Friday, September 7, 2012

The Scale Jump

In the previous post I explored (through the writing of philosopher Enrique Dussel) how the American landscape was formed by both invention and discovery and how this has been manifested in landscape and our sense of place. In addition to these formative aspects, the Americas are also defined by mobility and migration of populations, societal struggles and violence.

In reading Australian anthropologist, Michael Taussig’s The Devil and Commodity Fetishism in South America, we can see how these societal struggles are played out, as Taussig discusses the issues that existed among South American tin mine workers in Peru and Bolivia in the early days of Capitalism and Spanish conquest. Taussig asserts that the kinship ties that defined these South American communities were "disrupted" by the oppressive ways of European conquest and ideas of Capitalism. Folk beliefs like magic were essentially "replaced" with those of materialistic and commodity driven beliefs of Capitalism.

In landscape, we can see how this has played out in spatial terms through an analysis of scales. Taussig eludes to a shift from small-scale, dispersed mining (and likely other processing of materials) in the Americas, to a large-scale, even, industrial sized production of space. As mass production, labor and movement of materials (such as tin ore) increased with European expansion, so did aspects of inequality, identity crisis and social/cultural ways of operating.

Besides the social and cultural implications of this scale jump, we can see how the “interruption” by colonialism manifested itself in landscape, as populations and migration to the Americas has increased over time.  We have essentially dominated landscape in the Americas with industrial space, cities and highways. This large-scale production of space is evident in the American landscape through mega-public works projects like the Pan American highway and the U.S. transportation landscape. An interesting comparison of this scale jump can be seen in comparing the extensive foot traffic roads and infrastructural production of space like canals of the Incas with the massive scale infrastructure projects of New York “master builder” Robert Moses and others. The transportation landscape in the Americas is direct a product of the role of technology (like the car) in shaping our modern day landscape.

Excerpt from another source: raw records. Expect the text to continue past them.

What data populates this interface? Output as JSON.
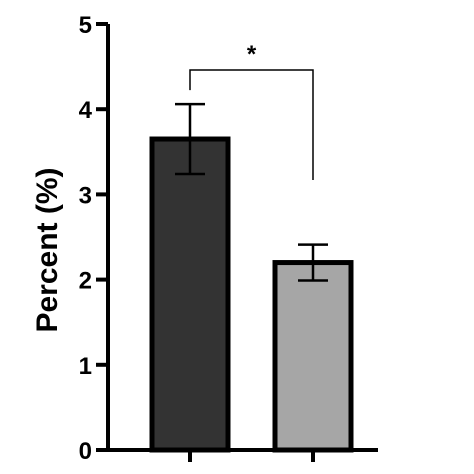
{
  "chart_data": {
    "type": "bar",
    "title": "",
    "xlabel": "",
    "ylabel": "Percent (%)",
    "ylim": [
      0,
      5
    ],
    "yticks": [
      0,
      1,
      2,
      3,
      4,
      5
    ],
    "categories": [
      "",
      ""
    ],
    "values": [
      3.65,
      2.2
    ],
    "error": [
      0.41,
      0.21
    ],
    "bar_colors": [
      "#333333",
      "#a6a6a6"
    ],
    "significance": {
      "pair": [
        0,
        1
      ],
      "label": "*"
    },
    "grid": false,
    "legend": "none"
  }
}
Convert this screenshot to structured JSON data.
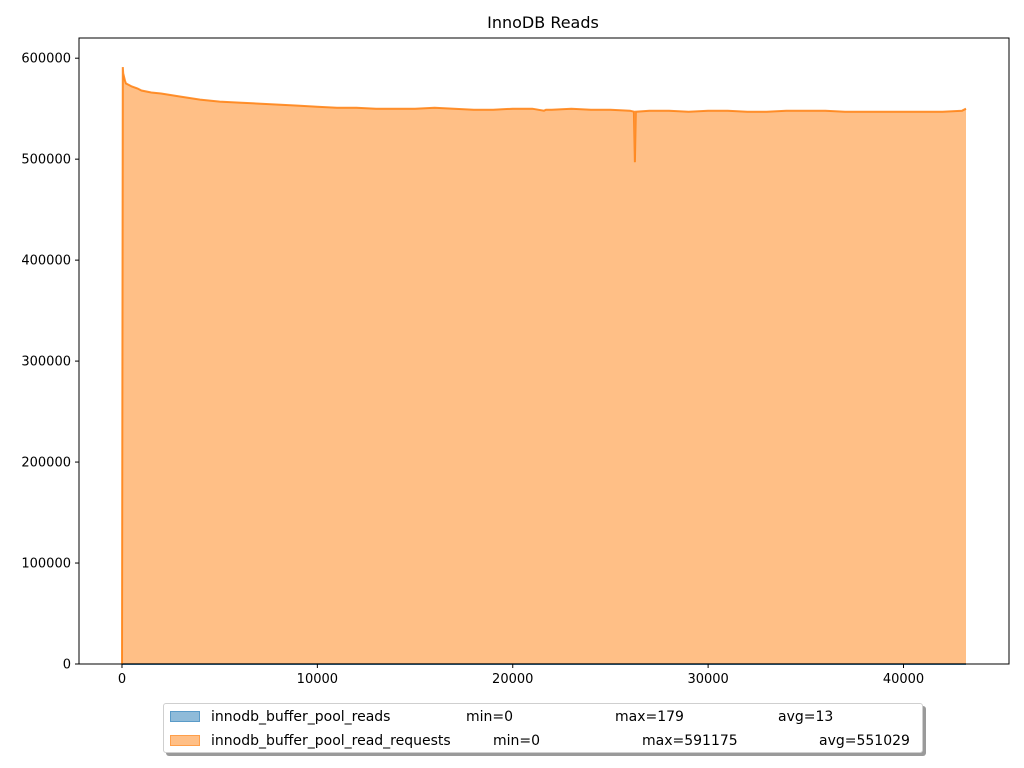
{
  "chart_data": {
    "type": "area",
    "title": "InnoDB Reads",
    "xlabel": "",
    "ylabel": "",
    "xlim": [
      -2200,
      45400
    ],
    "ylim": [
      0,
      620000
    ],
    "xticks": [
      0,
      10000,
      20000,
      30000,
      40000
    ],
    "yticks": [
      0,
      100000,
      200000,
      300000,
      400000,
      500000,
      600000
    ],
    "grid": false,
    "legend_position": "bottom-center",
    "series": [
      {
        "name": "innodb_buffer_pool_reads",
        "min": "min=0",
        "max": "max=179",
        "avg": "avg=13",
        "color": "#1f77b4",
        "x": [
          0,
          43200
        ],
        "y": [
          0,
          0
        ]
      },
      {
        "name": "innodb_buffer_pool_read_requests",
        "min": "min=0",
        "max": "max=591175",
        "avg": "avg=551029",
        "color": "#ff7f0e",
        "x": [
          0,
          40,
          60,
          150,
          200,
          300,
          500,
          800,
          1000,
          1500,
          2000,
          3000,
          4000,
          5000,
          6000,
          7000,
          8000,
          9000,
          10000,
          11000,
          12000,
          13000,
          14000,
          15000,
          16000,
          17000,
          18000,
          19000,
          20000,
          21000,
          21600,
          21700,
          22000,
          23000,
          24000,
          25000,
          26000,
          26200,
          26250,
          26300,
          27000,
          28000,
          29000,
          30000,
          31000,
          32000,
          33000,
          34000,
          35000,
          36000,
          37000,
          38000,
          39000,
          40000,
          41000,
          42000,
          43000,
          43200
        ],
        "y": [
          0,
          591175,
          585000,
          578000,
          575000,
          574000,
          572000,
          570000,
          568000,
          566000,
          565000,
          562000,
          559000,
          557000,
          556000,
          555000,
          554000,
          553000,
          552000,
          551000,
          551000,
          550000,
          550000,
          550000,
          551000,
          550000,
          549000,
          549000,
          550000,
          550000,
          548000,
          549000,
          549000,
          550000,
          549000,
          549000,
          548000,
          547000,
          497000,
          547000,
          548000,
          548000,
          547000,
          548000,
          548000,
          547000,
          547000,
          548000,
          548000,
          548000,
          547000,
          547000,
          547000,
          547000,
          547000,
          547000,
          548000,
          550000
        ]
      }
    ]
  }
}
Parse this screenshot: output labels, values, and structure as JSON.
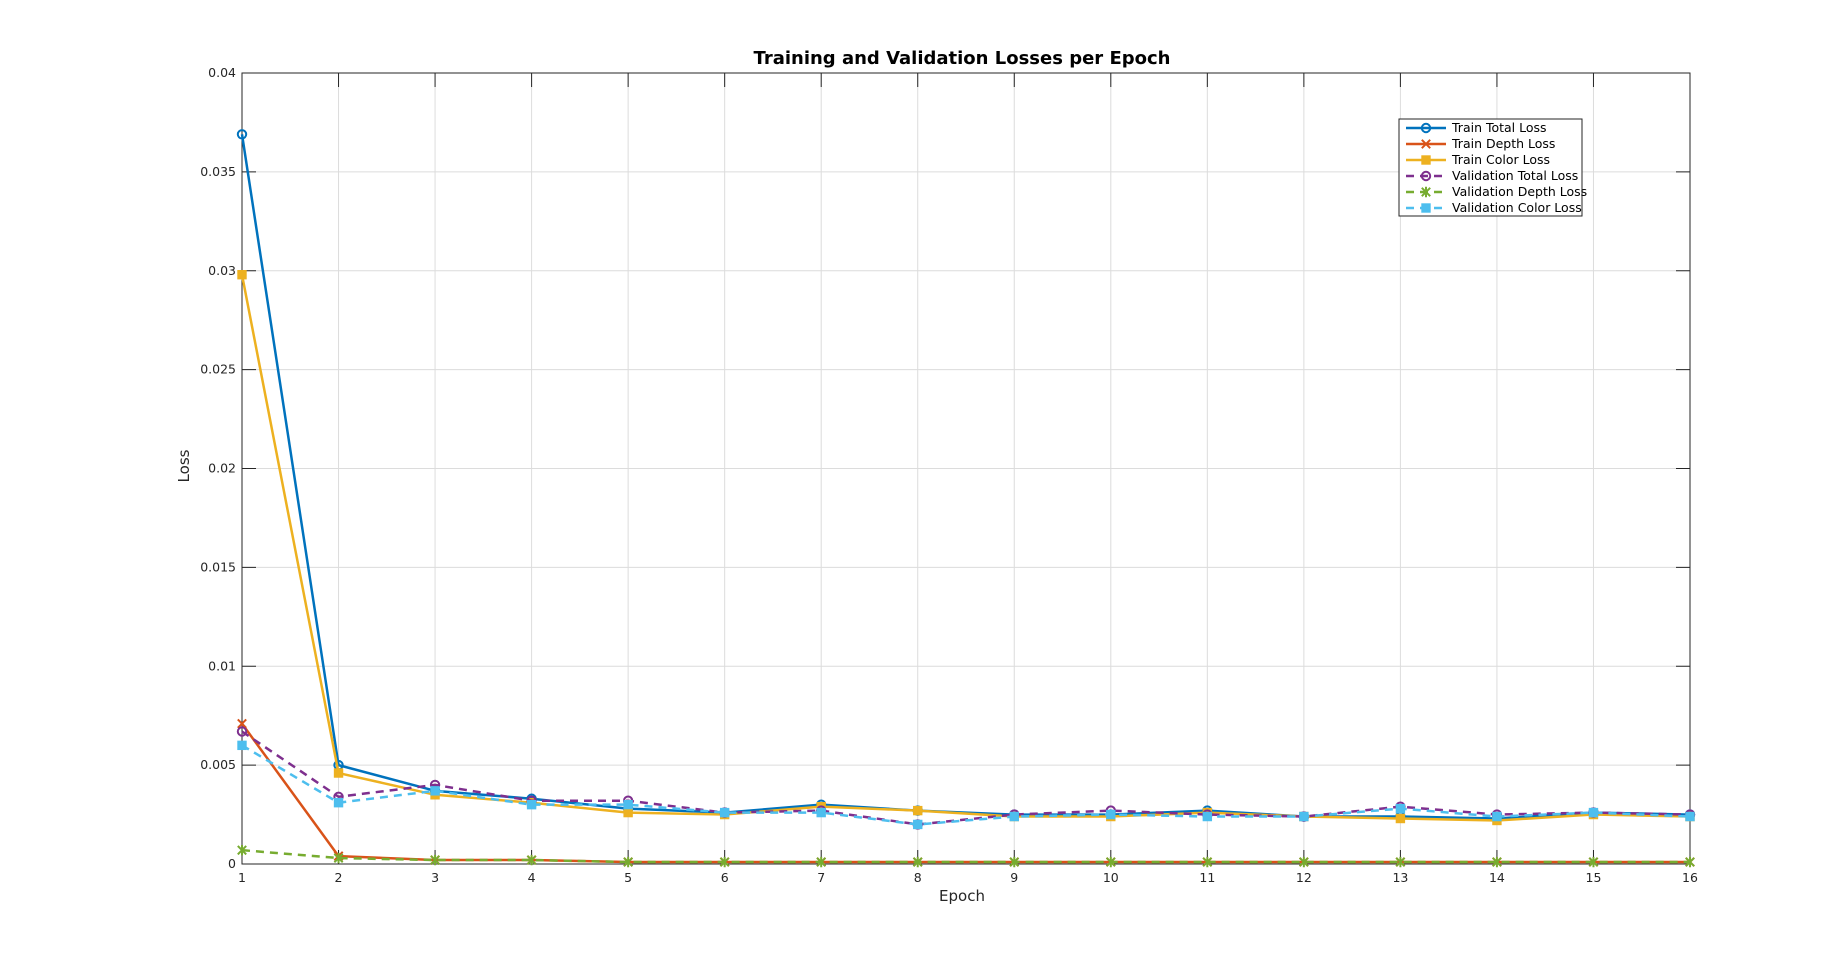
{
  "chart_data": {
    "type": "line",
    "title": "Training and Validation Losses per Epoch",
    "xlabel": "Epoch",
    "ylabel": "Loss",
    "xlim": [
      1,
      16
    ],
    "ylim": [
      0,
      0.04
    ],
    "xticks": [
      "1",
      "2",
      "3",
      "4",
      "5",
      "6",
      "7",
      "8",
      "9",
      "10",
      "11",
      "12",
      "13",
      "14",
      "15",
      "16"
    ],
    "yticks": [
      "0",
      "0.005",
      "0.01",
      "0.015",
      "0.02",
      "0.025",
      "0.03",
      "0.035",
      "0.04"
    ],
    "grid": true,
    "legend_position": "top-right",
    "x": [
      1,
      2,
      3,
      4,
      5,
      6,
      7,
      8,
      9,
      10,
      11,
      12,
      13,
      14,
      15,
      16
    ],
    "series": [
      {
        "name": "Train Total Loss",
        "color": "#0072BD",
        "dash": "solid",
        "marker": "circle",
        "values": [
          0.0369,
          0.005,
          0.0037,
          0.0033,
          0.0028,
          0.0026,
          0.003,
          0.0027,
          0.0025,
          0.0025,
          0.0027,
          0.0024,
          0.0024,
          0.0023,
          0.0026,
          0.0025
        ]
      },
      {
        "name": "Train Depth Loss",
        "color": "#D95319",
        "dash": "solid",
        "marker": "x",
        "values": [
          0.0071,
          0.0004,
          0.0002,
          0.0002,
          0.0001,
          0.0001,
          0.0001,
          0.0001,
          0.0001,
          0.0001,
          0.0001,
          0.0001,
          0.0001,
          0.0001,
          0.0001,
          0.0001
        ]
      },
      {
        "name": "Train Color Loss",
        "color": "#EDB120",
        "dash": "solid",
        "marker": "square",
        "values": [
          0.0298,
          0.0046,
          0.0035,
          0.0031,
          0.0026,
          0.0025,
          0.0029,
          0.0027,
          0.0024,
          0.0024,
          0.0026,
          0.0024,
          0.0023,
          0.0022,
          0.0025,
          0.0024
        ]
      },
      {
        "name": "Validation Total Loss",
        "color": "#7E2F8E",
        "dash": "dashed",
        "marker": "circle",
        "values": [
          0.0067,
          0.0034,
          0.004,
          0.0032,
          0.0032,
          0.0026,
          0.0027,
          0.002,
          0.0025,
          0.0027,
          0.0025,
          0.0024,
          0.0029,
          0.0025,
          0.0026,
          0.0025
        ]
      },
      {
        "name": "Validation Depth Loss",
        "color": "#77AC30",
        "dash": "dashed",
        "marker": "asterisk",
        "values": [
          0.0007,
          0.0003,
          0.0002,
          0.0002,
          0.0001,
          0.0001,
          0.0001,
          0.0001,
          0.0001,
          0.0001,
          0.0001,
          0.0001,
          0.0001,
          0.0001,
          0.0001,
          0.0001
        ]
      },
      {
        "name": "Validation Color Loss",
        "color": "#4DBEEE",
        "dash": "dashed",
        "marker": "square",
        "values": [
          0.006,
          0.0031,
          0.0037,
          0.003,
          0.003,
          0.0026,
          0.0026,
          0.002,
          0.0024,
          0.0025,
          0.0024,
          0.0024,
          0.0028,
          0.0024,
          0.0026,
          0.0024
        ]
      }
    ]
  }
}
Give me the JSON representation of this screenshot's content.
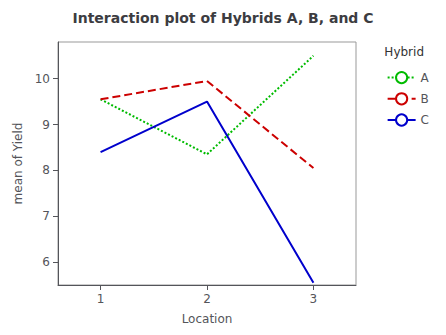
{
  "chart_data": {
    "type": "line",
    "title": "Interaction plot of Hybrids A, B, and C",
    "xlabel": "Location",
    "ylabel": "mean of Yield",
    "legend_title": "Hybrid",
    "x": [
      1,
      2,
      3
    ],
    "series": [
      {
        "name": "A",
        "color": "#00BB00",
        "line_style": "dotted",
        "values": [
          9.55,
          8.35,
          10.5
        ]
      },
      {
        "name": "B",
        "color": "#CC0000",
        "line_style": "dashed",
        "values": [
          9.55,
          9.95,
          8.05
        ]
      },
      {
        "name": "C",
        "color": "#0000CC",
        "line_style": "solid",
        "values": [
          8.4,
          9.5,
          5.55
        ]
      }
    ],
    "xlim": [
      0.6,
      3.4
    ],
    "ylim": [
      5.5,
      10.8
    ],
    "xticks": [
      1,
      2,
      3
    ],
    "yticks": [
      6,
      7,
      8,
      9,
      10
    ],
    "grid": false,
    "legend": "upper right"
  }
}
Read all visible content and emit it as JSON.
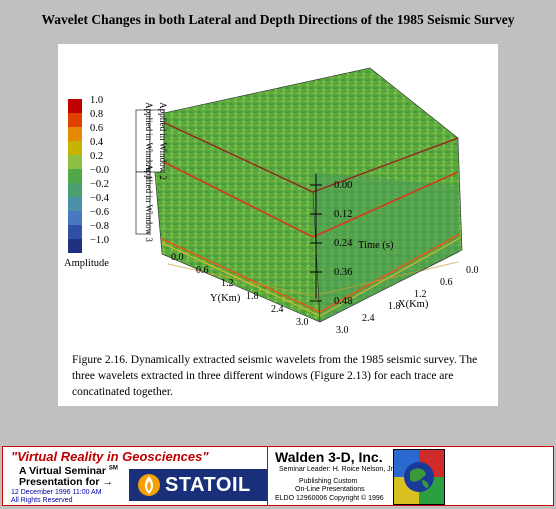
{
  "title": "Wavelet Changes in both Lateral and Depth Directions of the 1985 Seismic Survey",
  "figure": {
    "colorbar": {
      "ticks": [
        "1.0",
        "0.8",
        "0.6",
        "0.4",
        "0.2",
        "−0.0",
        "−0.2",
        "−0.4",
        "−0.6",
        "−0.8",
        "−1.0"
      ],
      "label": "Amplitude",
      "colors": [
        "#c00000",
        "#e04000",
        "#e88a00",
        "#c8b400",
        "#8cc040",
        "#50a848",
        "#48a070",
        "#4a90a8",
        "#4a78c0",
        "#3050a8",
        "#203080"
      ]
    },
    "window_labels": [
      "Applied in Window 1",
      "Applied in Window 2",
      "Applied in Window 3"
    ],
    "time_ticks": [
      "0.00",
      "0.12",
      "0.24",
      "0.36",
      "0.48"
    ],
    "time_axis_label": "Time (s)",
    "y_axis": {
      "ticks": [
        "0.0",
        "0.6",
        "1.2",
        "1.8",
        "2.4",
        "3.0"
      ],
      "label": "Y(Km)"
    },
    "x_axis": {
      "ticks": [
        "0.0",
        "0.6",
        "1.2",
        "1.8",
        "2.4",
        "3.0"
      ],
      "label": "X(Km)"
    }
  },
  "caption": "Figure 2.16. Dynamically extracted seismic wavelets from the 1985 seismic survey. The three wavelets extracted in three different windows (Figure 2.13) for each trace are concatinated together.",
  "banner": {
    "vr_title": "\"Virtual Reality in Geosciences\"",
    "seminar": "A Virtual Seminar",
    "seminar_sup": "SM",
    "presentation": "Presentation for",
    "date": "12 December 1996 11:00 AM",
    "rights": "All Rights Reserved",
    "statoil": "STATOIL",
    "company": "Walden 3-D, Inc.",
    "leader": "Seminar Leader: H. Roice Nelson, Jr.",
    "pub1": "Publishing Custom",
    "pub2": "On-Line Presentations",
    "eldo": "ELDO 12960006 Copyright © 1996"
  }
}
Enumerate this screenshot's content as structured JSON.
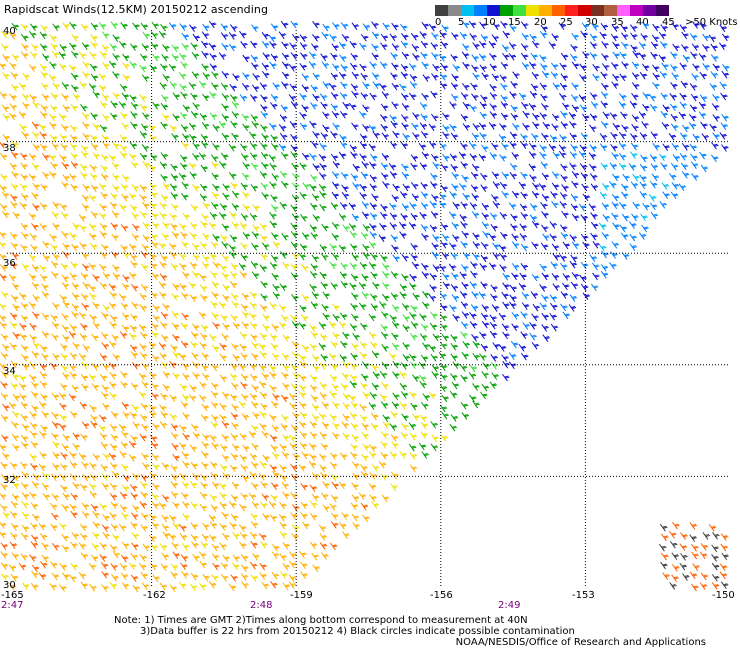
{
  "title": "Rapidscat Winds(12.5KM) 20150212 ascending",
  "colorbar": {
    "colors": [
      "#404040",
      "#8a8a8a",
      "#00c0f0",
      "#0080ff",
      "#1010d0",
      "#00a000",
      "#40e040",
      "#f0e000",
      "#ffb000",
      "#ff6000",
      "#ff2020",
      "#d00000",
      "#7a3020",
      "#b06040",
      "#ff60ff",
      "#c000c0",
      "#7000a0",
      "#400060"
    ],
    "labels": [
      "0",
      "5",
      "10",
      "15",
      "20",
      "25",
      "30",
      "35",
      "40",
      "45",
      ">50 Knots"
    ],
    "units": "Knots"
  },
  "axes": {
    "lon_labels": [
      "-165",
      "-162",
      "-159",
      "-156",
      "-153",
      "-150"
    ],
    "lat_labels": [
      "40",
      "38",
      "36",
      "34",
      "32",
      "30"
    ],
    "lon_range": [
      -165,
      -150
    ],
    "lat_range": [
      30,
      40
    ],
    "grid": true
  },
  "times": [
    "2:47",
    "2:48",
    "2:49"
  ],
  "notes": [
    "Note: 1) Times are GMT 2)Times along bottom correspond to measurement at 40N",
    "3)Data buffer is 22 hrs from 20150212 4) Black circles indicate possible contamination"
  ],
  "credit": "NOAA/NESDIS/Office of Research and Applications"
}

The Inca Road Network http://www.discover-peru.org


A friend recently posted a review/commentary by Brooklyn based designer Kelsey Campbell-Dollaghan on the aerial photography of artist Peter Andrew. Andrew documents America’s highway interstate system, particularly stacked interchanges from above. Particularly in Andrews aerial photography below, we can see the massive level at which we have manipulated landscape.

Peter Andrew's shot of the Phoenix interchange (winner of the 2013 Communication Arts Photo Annual) fastcodesign.com 

We can form a visual of this manipulation of landscape and “scale jump” through modern day mapping, drawing and aerial photography. In Taking Measures across the American Landscape, Landscape Architect James Corner and aerial photographer Alex Maclean document how through aerial photography, analytical drawings and writing, we can see, (in the words of Michael Van Valkenburgh), how “the notion that the designed landscape can become a representation of the more anonymous cultural and regional landscape.” The implications of a “scale jump” such as our massively designed highway systems, results in less human-to-human interaction to a human-to-technology interaction. And so, do we demonize our love affair with technology and landscape or do we celebrate it? I tend to side a happy medium. Now that we live in the large-scale American landscape, we need to reflect on the small scale, human-to-human operations of the past and incorporate it into our designed, and technologically advanced spaces.